In the adjoining figure, DE || CA and D is a point on BD such that BD : DC = 2 : 1. The ratio of area of △ABC to area of △BDE is

1. 4 : 1

2. 9 : 1

3. 9 : 4

4. 3 : 2

Given DE || CA.

Considering △BDE and △BCA,

∠B = ∠B (Common angles)
∠BDE = ∠BCA (Corresponding angles are equal)

Hence, by AA axiom △BDE ~ △BCA.

Since triangles are similar.

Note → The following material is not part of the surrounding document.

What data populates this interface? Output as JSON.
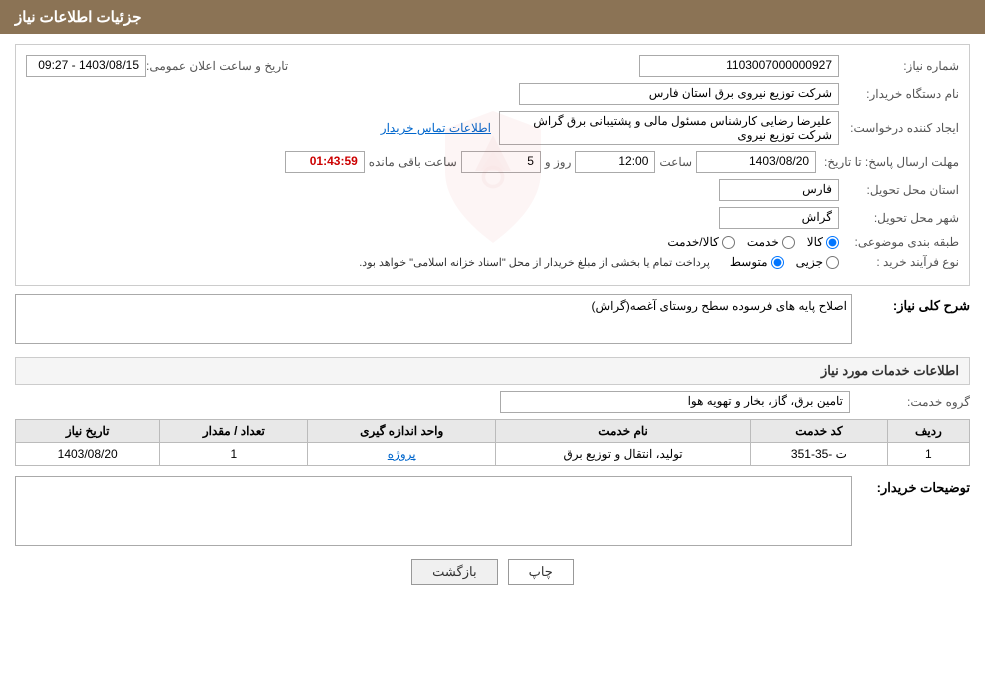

We know that, the ratio of the areas of two similar triangles is equal to the ratio of the square of their corresponding sides.

$\therefore \dfrac{\text{Area of △ABC}}{\text{Area of △BDE}} = \dfrac{BC^2}{BD^2}$ …..(i)

Given,

$\Rightarrow \dfrac{BD}{DC} = \dfrac{2}{1} \\[1em] \Rightarrow \dfrac{BD}{BC - BD} = \dfrac{2}{1} \\[1em] \Rightarrow BD = 2(BC - BD) \\[1em] \Rightarrow BD = 2BC - 2BD \\[1em] \Rightarrow BD + 2BD = 2BC \\[1em] \Rightarrow 3BD = 2BC \\[1em] \Rightarrow \dfrac{BC}{BD} = \dfrac{3}{2}.$

Putting this value in (i) we get,

$\Rightarrow \dfrac{\text{Area of △ABC}}{\text{Area of △BDE}} = \dfrac{BC^2}{BD^2} \\[1em] = \dfrac{3^2}{2^2} \\[1em] = \dfrac{9}{4} \\[1em] = 9 : 4.$

Hence, Option 3 is the correct option.